Chuck D and Public Enemy are continuing their tirade against the music industry with a new song called "Swindler's Lust," which is currently posted on the band's official website.
The song (a free download for pc users www.public-enemy.com-->), rails against the 'big six' record labels -- now the 'big five' following the sale of Polygram to Universal. Polygram (now Universal) had previously forced the band to remove MP3 files taken from a new megamix record (see "Public Enemy Remix Album Pulled From The Net").
Chuck D introduces "Swindler's Lust" with a note on the site that reads, in part: "A lotta folk been had by the execs and legal lust of the industry. So this is anti-corporatism, and watch the reaction to this lyrical swirl."
"Gotta li'l rhyme but we barely get a dime," he raps in the song itself. "If you don't own da master then da master own you / Who you trust from Swindler's Lust."
"Hand in my pocket / Rob me for my chocolate / Mo' dollars mo' cents for the big six."
The song specifically accuses the labels of cheating black musicians out of royalties, session fees and a fair share of the pie from the fifties to the nineties.
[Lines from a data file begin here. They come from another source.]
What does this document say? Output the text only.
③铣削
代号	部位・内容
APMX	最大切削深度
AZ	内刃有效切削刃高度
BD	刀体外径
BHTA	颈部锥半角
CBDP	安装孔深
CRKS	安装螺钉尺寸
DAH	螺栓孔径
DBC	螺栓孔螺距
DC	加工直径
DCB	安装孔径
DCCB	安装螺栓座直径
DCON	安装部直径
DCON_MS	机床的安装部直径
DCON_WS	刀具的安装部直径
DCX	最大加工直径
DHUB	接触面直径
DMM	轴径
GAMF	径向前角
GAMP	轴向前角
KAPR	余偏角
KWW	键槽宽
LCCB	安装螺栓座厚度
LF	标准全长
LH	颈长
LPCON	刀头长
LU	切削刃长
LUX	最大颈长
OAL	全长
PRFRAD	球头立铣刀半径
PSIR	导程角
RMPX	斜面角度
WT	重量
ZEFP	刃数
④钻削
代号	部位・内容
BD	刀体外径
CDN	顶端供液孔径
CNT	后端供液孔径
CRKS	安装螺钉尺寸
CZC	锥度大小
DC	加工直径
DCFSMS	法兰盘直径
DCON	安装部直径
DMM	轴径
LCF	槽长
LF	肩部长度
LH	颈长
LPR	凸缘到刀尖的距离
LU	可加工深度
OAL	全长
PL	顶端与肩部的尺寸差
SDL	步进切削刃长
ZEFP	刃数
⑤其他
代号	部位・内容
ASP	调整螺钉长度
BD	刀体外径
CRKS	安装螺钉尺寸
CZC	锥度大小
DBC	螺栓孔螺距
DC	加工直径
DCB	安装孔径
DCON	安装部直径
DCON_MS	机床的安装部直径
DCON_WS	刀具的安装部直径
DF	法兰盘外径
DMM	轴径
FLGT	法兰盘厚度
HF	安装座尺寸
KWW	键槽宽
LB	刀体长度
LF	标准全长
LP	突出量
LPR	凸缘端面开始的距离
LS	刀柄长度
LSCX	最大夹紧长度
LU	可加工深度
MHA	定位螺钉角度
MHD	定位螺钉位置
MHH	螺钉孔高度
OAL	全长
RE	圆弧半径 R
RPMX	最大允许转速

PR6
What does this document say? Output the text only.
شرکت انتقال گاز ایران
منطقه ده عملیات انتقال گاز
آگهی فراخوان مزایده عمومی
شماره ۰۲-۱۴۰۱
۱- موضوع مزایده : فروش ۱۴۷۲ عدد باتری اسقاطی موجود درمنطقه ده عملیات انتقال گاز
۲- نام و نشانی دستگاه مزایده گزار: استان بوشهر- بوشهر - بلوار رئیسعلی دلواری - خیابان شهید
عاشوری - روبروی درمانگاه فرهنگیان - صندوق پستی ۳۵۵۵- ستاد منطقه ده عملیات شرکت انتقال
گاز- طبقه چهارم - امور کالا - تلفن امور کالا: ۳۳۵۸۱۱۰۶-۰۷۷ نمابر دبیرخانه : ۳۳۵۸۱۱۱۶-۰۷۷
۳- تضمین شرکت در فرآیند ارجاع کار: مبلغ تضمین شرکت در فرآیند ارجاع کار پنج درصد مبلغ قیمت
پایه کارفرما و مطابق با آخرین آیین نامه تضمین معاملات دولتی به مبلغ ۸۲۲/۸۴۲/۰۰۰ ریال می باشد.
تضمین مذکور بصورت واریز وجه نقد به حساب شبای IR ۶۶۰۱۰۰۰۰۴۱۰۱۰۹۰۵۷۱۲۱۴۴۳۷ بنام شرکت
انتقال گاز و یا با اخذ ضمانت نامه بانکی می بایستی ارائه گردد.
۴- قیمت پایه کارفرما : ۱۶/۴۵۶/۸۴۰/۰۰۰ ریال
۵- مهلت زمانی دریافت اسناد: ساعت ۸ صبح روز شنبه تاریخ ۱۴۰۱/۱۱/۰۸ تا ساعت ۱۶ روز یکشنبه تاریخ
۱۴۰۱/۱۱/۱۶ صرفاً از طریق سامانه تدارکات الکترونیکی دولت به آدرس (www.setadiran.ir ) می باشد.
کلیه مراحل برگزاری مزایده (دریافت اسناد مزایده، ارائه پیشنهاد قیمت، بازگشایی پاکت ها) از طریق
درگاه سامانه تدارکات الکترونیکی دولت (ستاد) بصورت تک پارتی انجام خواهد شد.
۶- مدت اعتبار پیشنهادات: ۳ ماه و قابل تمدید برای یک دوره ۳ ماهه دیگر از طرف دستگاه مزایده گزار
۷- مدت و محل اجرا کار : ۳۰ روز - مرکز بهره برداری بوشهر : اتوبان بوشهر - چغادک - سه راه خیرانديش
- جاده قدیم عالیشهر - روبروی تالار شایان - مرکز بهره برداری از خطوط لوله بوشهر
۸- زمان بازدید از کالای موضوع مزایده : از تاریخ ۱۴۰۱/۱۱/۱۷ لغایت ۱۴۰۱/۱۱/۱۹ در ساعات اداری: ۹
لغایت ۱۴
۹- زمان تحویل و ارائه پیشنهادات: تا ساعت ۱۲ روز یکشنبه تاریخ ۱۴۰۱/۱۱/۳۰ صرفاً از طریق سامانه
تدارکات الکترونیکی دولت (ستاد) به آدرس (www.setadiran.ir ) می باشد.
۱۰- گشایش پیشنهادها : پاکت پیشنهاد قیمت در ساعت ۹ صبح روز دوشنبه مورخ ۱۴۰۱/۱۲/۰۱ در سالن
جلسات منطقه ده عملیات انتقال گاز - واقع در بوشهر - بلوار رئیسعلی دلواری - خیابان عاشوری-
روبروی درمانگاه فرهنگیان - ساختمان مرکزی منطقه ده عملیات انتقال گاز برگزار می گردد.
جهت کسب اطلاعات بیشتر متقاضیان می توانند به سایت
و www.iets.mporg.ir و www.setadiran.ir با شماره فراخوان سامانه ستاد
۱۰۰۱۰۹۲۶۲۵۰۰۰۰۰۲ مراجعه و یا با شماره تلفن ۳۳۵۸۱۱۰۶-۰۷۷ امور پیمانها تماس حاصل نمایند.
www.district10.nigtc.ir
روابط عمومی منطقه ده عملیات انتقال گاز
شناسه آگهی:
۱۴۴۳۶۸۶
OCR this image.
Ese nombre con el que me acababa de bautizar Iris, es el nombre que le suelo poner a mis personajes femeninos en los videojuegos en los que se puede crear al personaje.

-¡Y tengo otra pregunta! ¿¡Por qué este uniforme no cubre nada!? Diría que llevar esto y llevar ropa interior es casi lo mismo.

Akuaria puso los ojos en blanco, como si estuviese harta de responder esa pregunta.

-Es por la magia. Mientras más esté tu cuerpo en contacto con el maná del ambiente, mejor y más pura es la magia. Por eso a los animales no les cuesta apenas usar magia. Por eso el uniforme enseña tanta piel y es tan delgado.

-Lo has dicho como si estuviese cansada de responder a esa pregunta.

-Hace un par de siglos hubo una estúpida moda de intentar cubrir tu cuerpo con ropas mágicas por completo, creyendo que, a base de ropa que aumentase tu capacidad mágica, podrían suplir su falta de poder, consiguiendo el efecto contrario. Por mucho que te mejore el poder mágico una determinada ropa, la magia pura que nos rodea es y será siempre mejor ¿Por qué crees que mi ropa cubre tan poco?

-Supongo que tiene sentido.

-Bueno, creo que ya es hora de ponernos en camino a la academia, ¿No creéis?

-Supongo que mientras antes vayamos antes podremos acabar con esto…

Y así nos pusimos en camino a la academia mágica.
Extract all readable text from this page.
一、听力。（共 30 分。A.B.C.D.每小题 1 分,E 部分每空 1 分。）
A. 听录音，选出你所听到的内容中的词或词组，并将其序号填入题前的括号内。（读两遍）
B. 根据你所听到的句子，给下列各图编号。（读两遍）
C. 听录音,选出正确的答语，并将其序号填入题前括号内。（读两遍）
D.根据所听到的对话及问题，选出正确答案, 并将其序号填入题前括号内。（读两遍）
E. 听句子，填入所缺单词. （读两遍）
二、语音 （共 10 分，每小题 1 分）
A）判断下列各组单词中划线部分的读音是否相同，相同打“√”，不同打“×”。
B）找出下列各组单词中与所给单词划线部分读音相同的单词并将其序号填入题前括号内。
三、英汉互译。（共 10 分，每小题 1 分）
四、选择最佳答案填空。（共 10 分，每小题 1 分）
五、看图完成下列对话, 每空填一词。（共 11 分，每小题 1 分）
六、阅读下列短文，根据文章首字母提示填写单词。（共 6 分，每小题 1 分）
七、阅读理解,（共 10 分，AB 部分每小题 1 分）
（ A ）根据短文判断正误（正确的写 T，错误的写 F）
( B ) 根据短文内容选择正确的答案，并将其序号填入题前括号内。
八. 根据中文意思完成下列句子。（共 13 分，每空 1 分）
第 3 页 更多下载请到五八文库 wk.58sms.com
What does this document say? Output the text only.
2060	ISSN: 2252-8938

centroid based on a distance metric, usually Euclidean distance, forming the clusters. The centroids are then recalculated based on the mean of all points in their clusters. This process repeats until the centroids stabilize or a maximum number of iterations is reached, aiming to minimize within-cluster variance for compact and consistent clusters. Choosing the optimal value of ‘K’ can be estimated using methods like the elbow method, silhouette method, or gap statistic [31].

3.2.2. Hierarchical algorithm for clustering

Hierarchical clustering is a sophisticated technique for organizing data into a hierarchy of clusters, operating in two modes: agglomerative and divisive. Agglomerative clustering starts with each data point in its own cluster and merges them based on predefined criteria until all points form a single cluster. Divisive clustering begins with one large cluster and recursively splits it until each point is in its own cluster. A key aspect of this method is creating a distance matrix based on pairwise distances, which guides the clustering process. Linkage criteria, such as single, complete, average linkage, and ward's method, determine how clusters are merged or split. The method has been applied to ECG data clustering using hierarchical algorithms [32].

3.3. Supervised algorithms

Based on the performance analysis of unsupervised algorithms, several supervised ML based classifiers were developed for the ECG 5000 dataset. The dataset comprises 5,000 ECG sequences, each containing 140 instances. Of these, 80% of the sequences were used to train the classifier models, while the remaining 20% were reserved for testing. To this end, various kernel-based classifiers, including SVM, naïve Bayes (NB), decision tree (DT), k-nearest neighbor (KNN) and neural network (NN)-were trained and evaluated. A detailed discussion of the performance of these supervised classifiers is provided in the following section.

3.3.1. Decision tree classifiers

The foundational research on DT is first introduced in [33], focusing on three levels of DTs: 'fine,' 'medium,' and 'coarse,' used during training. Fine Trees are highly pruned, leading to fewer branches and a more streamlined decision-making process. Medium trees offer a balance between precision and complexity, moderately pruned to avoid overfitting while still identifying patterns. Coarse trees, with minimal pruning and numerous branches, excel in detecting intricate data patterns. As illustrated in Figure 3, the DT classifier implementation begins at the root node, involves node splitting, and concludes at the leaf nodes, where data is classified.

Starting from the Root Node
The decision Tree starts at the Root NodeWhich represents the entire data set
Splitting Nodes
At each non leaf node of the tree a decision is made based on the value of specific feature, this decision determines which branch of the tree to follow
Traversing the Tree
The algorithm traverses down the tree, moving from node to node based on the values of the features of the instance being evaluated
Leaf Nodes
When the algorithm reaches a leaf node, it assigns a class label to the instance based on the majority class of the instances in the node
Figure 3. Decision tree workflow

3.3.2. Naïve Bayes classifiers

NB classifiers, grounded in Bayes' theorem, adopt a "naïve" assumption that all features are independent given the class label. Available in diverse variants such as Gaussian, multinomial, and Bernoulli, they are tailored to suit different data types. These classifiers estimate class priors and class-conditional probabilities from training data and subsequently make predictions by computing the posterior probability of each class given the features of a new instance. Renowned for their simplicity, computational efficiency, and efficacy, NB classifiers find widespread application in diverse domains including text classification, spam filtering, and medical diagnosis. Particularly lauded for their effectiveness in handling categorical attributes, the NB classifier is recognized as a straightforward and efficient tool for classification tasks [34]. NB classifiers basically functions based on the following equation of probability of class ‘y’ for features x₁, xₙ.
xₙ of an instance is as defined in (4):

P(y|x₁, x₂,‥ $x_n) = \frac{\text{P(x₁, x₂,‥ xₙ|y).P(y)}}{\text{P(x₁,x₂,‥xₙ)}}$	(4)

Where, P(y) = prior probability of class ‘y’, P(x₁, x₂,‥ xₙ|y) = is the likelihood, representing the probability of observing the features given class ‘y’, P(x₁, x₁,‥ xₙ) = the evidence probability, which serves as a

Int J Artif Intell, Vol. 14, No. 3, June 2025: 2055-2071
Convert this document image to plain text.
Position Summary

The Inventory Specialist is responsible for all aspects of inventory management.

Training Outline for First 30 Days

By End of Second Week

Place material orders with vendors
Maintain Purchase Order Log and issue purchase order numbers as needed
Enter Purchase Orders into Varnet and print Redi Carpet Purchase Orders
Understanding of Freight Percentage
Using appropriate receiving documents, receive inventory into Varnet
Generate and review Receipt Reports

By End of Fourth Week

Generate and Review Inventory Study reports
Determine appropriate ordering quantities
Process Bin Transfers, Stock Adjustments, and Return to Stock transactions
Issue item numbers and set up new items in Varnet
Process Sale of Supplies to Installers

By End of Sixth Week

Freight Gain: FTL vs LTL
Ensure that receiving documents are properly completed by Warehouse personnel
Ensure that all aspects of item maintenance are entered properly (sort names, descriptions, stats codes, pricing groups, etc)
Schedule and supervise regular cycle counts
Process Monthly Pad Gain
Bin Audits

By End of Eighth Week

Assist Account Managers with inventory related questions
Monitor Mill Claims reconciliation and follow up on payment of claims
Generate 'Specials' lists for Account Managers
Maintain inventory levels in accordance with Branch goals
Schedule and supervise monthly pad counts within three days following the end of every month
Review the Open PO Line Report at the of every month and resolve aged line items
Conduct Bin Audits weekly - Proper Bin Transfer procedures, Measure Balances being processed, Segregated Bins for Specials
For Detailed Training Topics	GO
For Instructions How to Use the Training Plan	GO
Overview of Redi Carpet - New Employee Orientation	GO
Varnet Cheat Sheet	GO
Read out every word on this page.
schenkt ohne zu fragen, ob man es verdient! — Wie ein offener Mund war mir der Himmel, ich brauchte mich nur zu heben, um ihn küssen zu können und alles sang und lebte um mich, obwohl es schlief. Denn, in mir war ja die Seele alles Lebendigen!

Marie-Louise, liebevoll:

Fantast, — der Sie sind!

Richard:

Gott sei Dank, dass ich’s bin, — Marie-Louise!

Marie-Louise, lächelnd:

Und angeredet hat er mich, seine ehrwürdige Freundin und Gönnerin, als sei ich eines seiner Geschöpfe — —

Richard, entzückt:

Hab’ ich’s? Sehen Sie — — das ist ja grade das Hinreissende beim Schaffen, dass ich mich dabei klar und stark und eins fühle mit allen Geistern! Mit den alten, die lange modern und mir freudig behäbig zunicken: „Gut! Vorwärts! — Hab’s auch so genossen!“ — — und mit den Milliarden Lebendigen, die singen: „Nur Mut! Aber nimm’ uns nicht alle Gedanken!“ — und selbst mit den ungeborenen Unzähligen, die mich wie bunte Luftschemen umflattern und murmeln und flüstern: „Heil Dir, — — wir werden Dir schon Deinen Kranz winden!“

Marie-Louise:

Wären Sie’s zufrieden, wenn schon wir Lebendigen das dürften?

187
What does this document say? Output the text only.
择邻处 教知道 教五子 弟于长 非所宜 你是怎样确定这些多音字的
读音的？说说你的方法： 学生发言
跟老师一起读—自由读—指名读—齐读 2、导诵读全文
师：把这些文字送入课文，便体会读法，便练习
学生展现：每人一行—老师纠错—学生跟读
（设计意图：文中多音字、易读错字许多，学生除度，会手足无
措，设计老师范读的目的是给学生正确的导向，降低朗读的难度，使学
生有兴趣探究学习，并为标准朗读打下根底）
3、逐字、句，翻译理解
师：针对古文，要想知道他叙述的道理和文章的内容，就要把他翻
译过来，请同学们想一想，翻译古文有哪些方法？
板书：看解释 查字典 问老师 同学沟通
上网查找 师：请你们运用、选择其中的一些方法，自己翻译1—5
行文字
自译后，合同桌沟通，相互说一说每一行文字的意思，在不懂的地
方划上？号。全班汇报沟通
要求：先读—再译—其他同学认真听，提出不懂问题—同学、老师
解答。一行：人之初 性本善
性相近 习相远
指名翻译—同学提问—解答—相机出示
"This is the blues people in the delta / This is for everybody in their fifties who didn't get their money / Little Richard gettin half a penny / All da super soul singers of the sixties / All the bands of the seventies on the outside lookin in / All the people that didn't make a dime / Off their session playing / And even da rappers in 80s and 90s / Still tryin' to get paid / For what they put in."
Universal says that it has no plans to stop PE from posting the song.